Accessibility Statement
Effective: 27 May 2026 · Last reviewed: 27 May 2026
The Institute for Strategic Dialogue is committed to making the Authoritarian Interference Tracker usable by the widest possible audience. This page describes the accessibility posture of the public site, known limitations, and how to give us feedback.
Conformance target
We aim to meet the Web Content Accessibility Guidelines (WCAG) 2.1, Level AA. The site is not formally audited and we make no claim of full conformance; we treat this as a continuing commitment rather than a fixed state.
What we do
- Semantic HTML for headings, lists, and landmarks.
- Keyboard navigation throughout the site; a “Skip to content” link is available at the top of each page.
- Focus is visible on all interactive elements.
- Images carry alt text where they convey meaning.
- Page language is declared (
lang="en"). - Honoring the
prefers-reduced-motionsetting in the operating system or browser to suppress non-essential animations. - Sufficient color contrast for body text and interactive controls.
Known limitations
- Some data visualisations (Sankey diagram, chord diagram, stacked area chart, clustered map) are inherently visual. Where possible, equivalent information is available in tabular form on the same page; some details visible only through chart interaction may not be reachable by screen reader.
- The interactive map relies on Leaflet and OpenStreetMap tiles. Keyboard navigation of map markers is supported but is less convenient than mouse interaction.
- Filter pills convey state through color and text; users relying solely on color differentiation may need to consult the textual labels next to each pill.
- Long incident summaries are presented in a modal dialog. Screen-reader navigation out of an open modal returns the user to the trigger element.
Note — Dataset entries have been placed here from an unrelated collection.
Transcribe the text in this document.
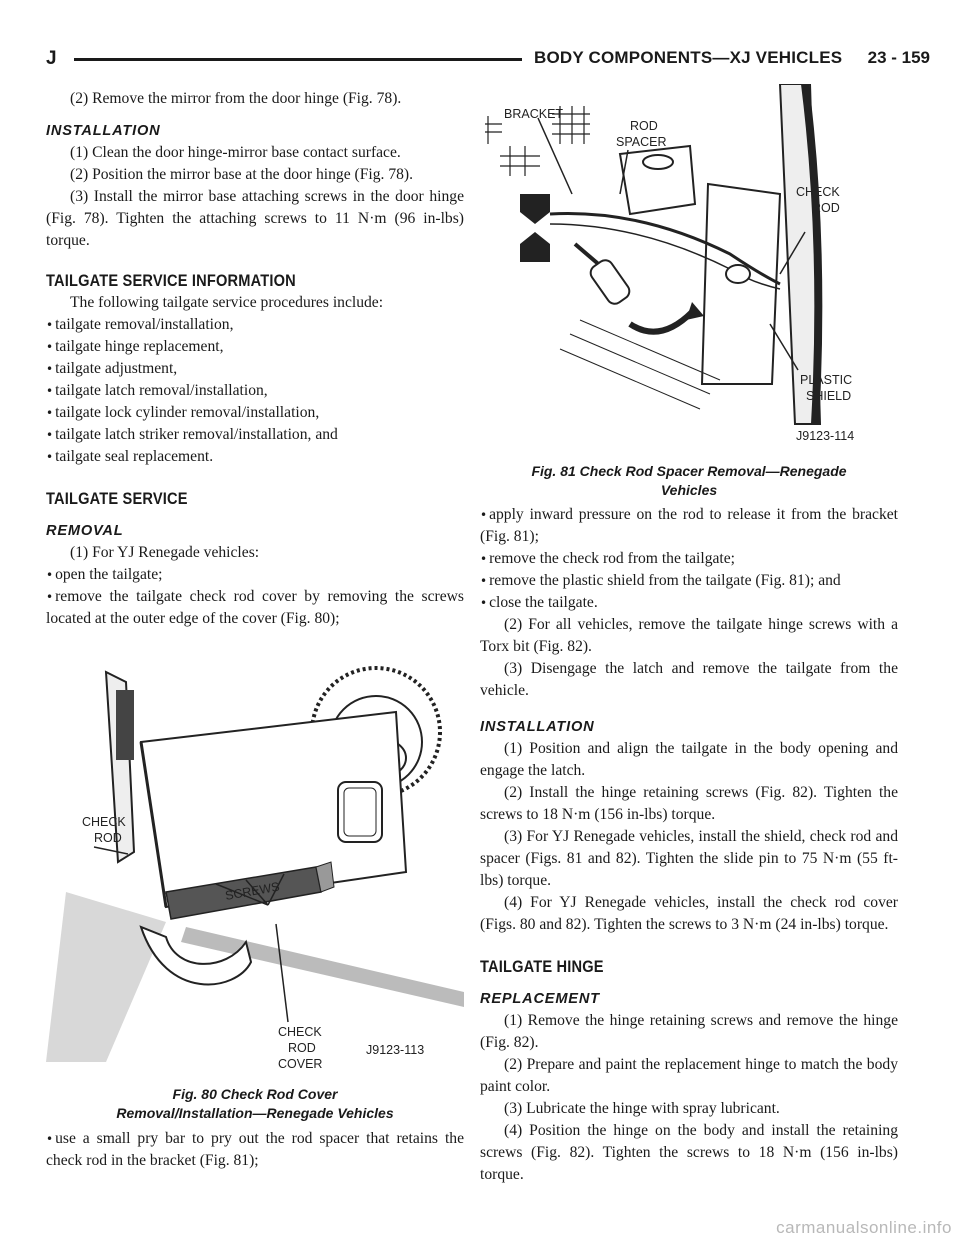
J	BODY COMPONENTS—XJ VEHICLES 23 - 159

(2) Remove the mirror from the door hinge (Fig. 78).

INSTALLATION

(1) Clean the door hinge-mirror base contact surface.

(2) Position the mirror base at the door hinge (Fig. 78).

(3) Install the mirror base attaching screws in the door hinge (Fig. 78). Tighten the attaching screws to 11 N·m (96 in-lbs) torque.

TAILGATE SERVICE INFORMATION

The following tailgate service procedures include:

• tailgate removal/installation,

• tailgate hinge replacement,

• tailgate adjustment,

• tailgate latch removal/installation,

• tailgate lock cylinder removal/installation,

• tailgate latch striker removal/installation, and

• tailgate seal replacement.

TAILGATE SERVICE
REMOVAL

(1) For YJ Renegade vehicles:

• open the tailgate;

• remove the tailgate check rod cover by removing the screws located at the outer edge of the cover (Fig. 80);

CHECK
ROD
SCREWS
CHECK
ROD
COVER
J9123-113
Fig. 80 Check Rod Cover
Removal/Installation—Renegade Vehicles

• use a small pry bar to pry out the rod spacer that retains the check rod in the bracket (Fig. 81);

BRACKET
ROD
SPACER
CHECK
ROD
PLASTIC
SHIELD
J9123-114
Fig. 81 Check Rod Spacer Removal—Renegade
Vehicles

• apply inward pressure on the rod to release it from the bracket (Fig. 81);

• remove the check rod from the tailgate;

• remove the plastic shield from the tailgate (Fig. 81); and

• close the tailgate.

(2) For all vehicles, remove the tailgate hinge screws with a Torx bit (Fig. 82).

(3) Disengage the latch and remove the tailgate from the vehicle.

INSTALLATION

(1) Position and align the tailgate in the body opening and engage the latch.

(2) Install the hinge retaining screws (Fig. 82). Tighten the screws to 18 N·m (156 in-lbs) torque.

(3) For YJ Renegade vehicles, install the shield, check rod and spacer (Figs. 81 and 82). Tighten the slide pin to 75 N·m (55 ft-lbs) torque.

(4) For YJ Renegade vehicles, install the check rod cover (Figs. 80 and 82). Tighten the screws to 3 N·m (24 in-lbs) torque.

TAILGATE HINGE
REPLACEMENT

(1) Remove the hinge retaining screws and remove the hinge (Fig. 82).

(2) Prepare and paint the replacement hinge to match the body paint color.

(3) Lubricate the hinge with spray lubricant.

(4) Position the hinge on the body and install the retaining screws (Fig. 82). Tighten the screws to 18 N·m (156 in-lbs) torque.

carmanualsonline.info
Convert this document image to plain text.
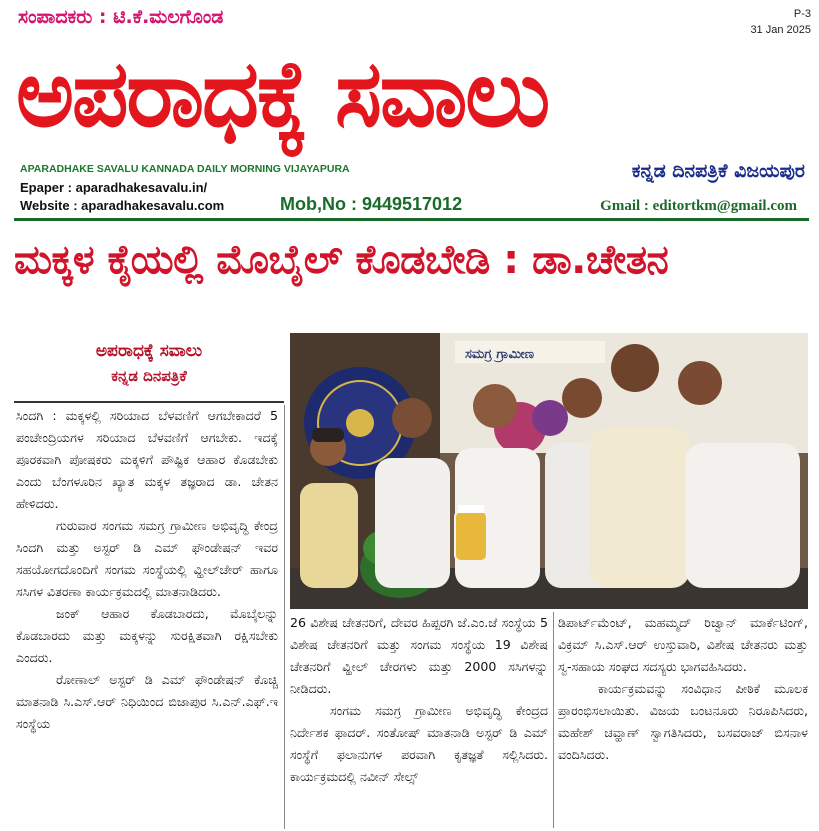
ಸಂಪಾದಕರು : ಟಿ.ಕೆ.ಮಲಗೊಂಡ	P-3
31 Jan 2025
ಅಪರಾಧಕ್ಕೆ ಸವಾಲು
APARADHAKE SAVALU KANNADA DAILY MORNING VIJAYAPURA	ಕನ್ನಡ ದಿನಪತ್ರಿಕೆ ವಿಜಯಪುರ
Epaper : aparadhakesavalu.in/
Website : aparadhakesavalu.com	Mob,No : 9449517012	Gmail : editortkm@gmail.com
ಮಕ್ಕಳ ಕೈಯಲ್ಲಿ ಮೊಬೈಲ್ ಕೊಡಬೇಡಿ : ಡಾ.ಚೇತನ
ಅಪರಾಧಕ್ಕೆ ಸವಾಲು
ಕನ್ನಡ ದಿನಪತ್ರಿಕೆ

ಸಿಂದಗಿ : ಮಕ್ಕಳಲ್ಲಿ ಸರಿಯಾದ ಬೆಳವಣಿಗೆ ಆಗಬೇಕಾದರೆ 5 ಪಂಚೇಂದ್ರಿಯಗಳ ಸರಿಯಾದ ಬೆಳವಣಿಗೆ ಆಗಬೇಕು. ಇದಕ್ಕೆ ಪೂರಕವಾಗಿ ಪೋಷಕರು ಮಕ್ಕಳಿಗೆ ಪೌಷ್ಟಿಕ ಆಹಾರ ಕೊಡಬೇಕು ಎಂದು ಬೆಂಗಳೂರಿನ ಖ್ಯಾತ ಮಕ್ಕಳ ತಜ್ಞರಾದ ಡಾ. ಚೇತನ ಹೇಳಿದರು.

ಗುರುವಾರ ಸಂಗಮ ಸಮಗ್ರ ಗ್ರಾಮೀಣ ಅಭಿವೃದ್ಧಿ ಕೇಂದ್ರ ಸಿಂದಗಿ ಮತ್ತು ಅಸ್ಟರ್ ಡಿ ಎಮ್ ಫೌಂಡೇಷನ್ ಇವರ ಸಹಯೋಗದೊಂದಿಗೆ ಸಂಗಮ ಸಂಸ್ಥೆಯಲ್ಲಿ ವ್ಹೀಲ್‌ಚೇರ್ ಹಾಗೂ ಸಸಿಗಳ ವಿತರಣಾ ಕಾರ್ಯಕ್ರಮದಲ್ಲಿ ಮಾತನಾಡಿದರು.

ಜಂಕ್ ಆಹಾರ ಕೊಡಬಾರದು, ಮೊಬೈಲನ್ನು ಕೊಡಬಾರದು ಮತ್ತು ಮಕ್ಕಳನ್ನು ಸುರಕ್ಷಿತವಾಗಿ ರಕ್ಷಿಸಬೇಕು ಎಂದರು.

ರೋಣಾಲ್ ಅಸ್ಟರ್ ಡಿ ಎಮ್ ಫೌಂಡೇಷನ್ ಕೊಚ್ಚಿ ಮಾತನಾಡಿ ಸಿ.ಎಸ್.ಆರ್ ನಿಧಿಯಿಂದ ಬಿಜಾಪುರ ಸಿ.ಎನ್.ಎಫ್.ಇ ಸಂಸ್ಥೆಯ

ಸಮಗ್ರ ಗ್ರಾಮೀಣ

26 ವಿಶೇಷ ಚೇತನರಿಗೆ, ದೇವರ ಹಿಪ್ಪರಗಿ ಜೆ.ಎಂ.ಜೆ ಸಂಸ್ಥೆಯ 5 ವಿಶೇಷ ಚೇತನರಿಗೆ ಮತ್ತು ಸಂಗಮ ಸಂಸ್ಥೆಯ 19 ವಿಶೇಷ ಚೇತನರಿಗೆ ವ್ಹೀಲ್ ಚೇರಗಳು ಮತ್ತು 2000 ಸಸಿಗಳನ್ನು ನೀಡಿದರು.

ಸಂಗಮ ಸಮಗ್ರ ಗ್ರಾಮೀಣ ಅಭಿವೃದ್ಧಿ ಕೇಂದ್ರದ ನಿರ್ದೇಶಕ ಫಾದರ್. ಸಂತೋಷ್ ಮಾತನಾಡಿ ಅಸ್ಟರ್ ಡಿ ಎಮ್ ಸಂಸ್ಥೆಗೆ ಫಲಾನುಗಳ ಪರವಾಗಿ ಕೃತಜ್ಞತೆ ಸಲ್ಲಿಸಿದರು. ಕಾರ್ಯಕ್ರಮದಲ್ಲಿ ನವೀನ್ ಸೇಲ್ಸ್

ಡಿಪಾರ್ಟ್‌ಮೆಂಟ್, ಮಹಮ್ಮದ್ ರಿಜ್ವಾನ್ ಮಾರ್ಕೆಟಿಂಗ್, ವಿಕ್ರಮ್ ಸಿ.ಎಸ್.ಆರ್ ಉಸ್ತುವಾರಿ, ವಿಶೇಷ ಚೇತನರು ಮತ್ತು ಸ್ವ-ಸಹಾಯ ಸಂಘದ ಸದಸ್ಯರು ಭಾಗವಹಿಸಿದರು.

ಕಾರ್ಯಕ್ರಮವನ್ನು ಸಂವಿಧಾನ ಪೀಠಿಕೆ ಮೂಲಕ ಪ್ರಾರಂಭಿಸಲಾಯಿತು. ವಿಜಯ ಬಂಟನೂರು ನಿರೂಪಿಸಿದರು, ಮಹೇಶ್ ಚವ್ಹಾಣ್ ಸ್ವಾಗತಿಸಿದರು, ಬಸವರಾಜ್ ಬಿಸನಾಳ ವಂದಿಸಿದರು.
If a piece of information you need is reachable only through a visual interaction, contact us at the address below and we will provide it in another form.
Compatibility
The site is tested against the two most recent major releases of Chromium-based browsers (Chrome, Edge), Firefox, and Safari, on desktop and mobile. Older browsers will receive a degraded but usable experience.
Feedback and contact
If you encounter an accessibility barrier on this site, please tell us. Email [email protected] and describe the page, the issue, and the assistive technology you were using. We aim to acknowledge feedback within ten working days and to fix substantive barriers as quickly as practical.
Enforcement
Where you believe we have not adequately addressed an accessibility complaint, you may be able to escalate to a national accessibility enforcement body. In the United Kingdom this is the Equality and Human Rights Commission; in the European Union it is the relevant national enforcement authority designated under the European Accessibility Act.